From the 30 March 2020 until the 27 September 2020, qualifying employers are able to claim $1500 per fortnight for any employee who was employed as of 1 March 2020 and remains employed by the business (‘JobKeeper Payment’).

Employers will be eligible for the JobKeeper Scheme if:

  1. their business has an aggregated turnover of less than $1 billion and they estimate their turnover has fallen or will likely fall by 30 per cent or more; or
  2. their business has an annual turnover of $1 billion or more (or is part of a consolidated group for income tax purposes with a turnover of $1 billion or more) and they estimate their turnover has fallen or will likely fall by 50 per cent or more; or
  3. they are a charity registered with the Australian Charities and Not-For-Profit Commission (other than a pre-school, school or university) and they estimate their turnover has or will likely fall by 15 per cent or more.

Self-employed individuals will be eligible to receive the JobKeeper Payment where they meet the relevant turnover test (see above) and are not a permanent employee of another employer. Where a small business operates through a trust, partnership or director operated company, the business may be eligible to claim payment for one eligible business participant – for example, one director or partner, as well as eligible employees.
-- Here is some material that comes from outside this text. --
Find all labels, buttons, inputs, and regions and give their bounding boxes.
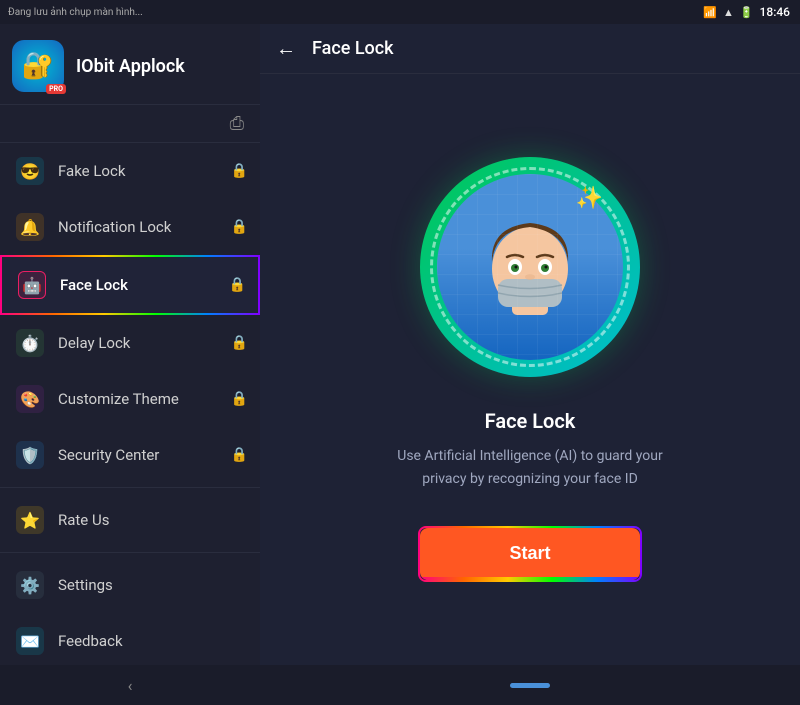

There are exclusions from the Scheme, such as local councils, businesses subject to the Major Bank Levy, and companies in liquidation.

Broadly, employees will be eligible for the JobKeeper Scheme if:

  1. they are currently employed (this includes employees currently stood down);
  2. they are full-time or part-time employees or long-term casual employees (employed on a regular and systematic basis for at least  12 months) as at 1 March 2020; and
  3. not receiving a JobKeeper Payment from another employer.

There are other eligibility requirements in terms of the employee’s age and residency status.

It is important to note that employers cannot select which employees will participate in the scheme. Furthermore, employers must pay eligible employees under the scheme at least $1,500 per fortnight, even if the employee earns less than that amount per fortnight.

The Australian Treasury has produced a helpful fact sheet with detailed information about which employers and employees qualify for the JobKeeper Payment that can be accessed here.

Employers looking to register for the JobKeeper Scheme can do so by heading to the ATO website here.

As part of the JobKeeper Scheme, temporary amendments have been made to the Fair Work Act 2009 including provisions which grant employers the ability to stand down employees or make changes to their work hours, work location and work duties temporarily and without consent.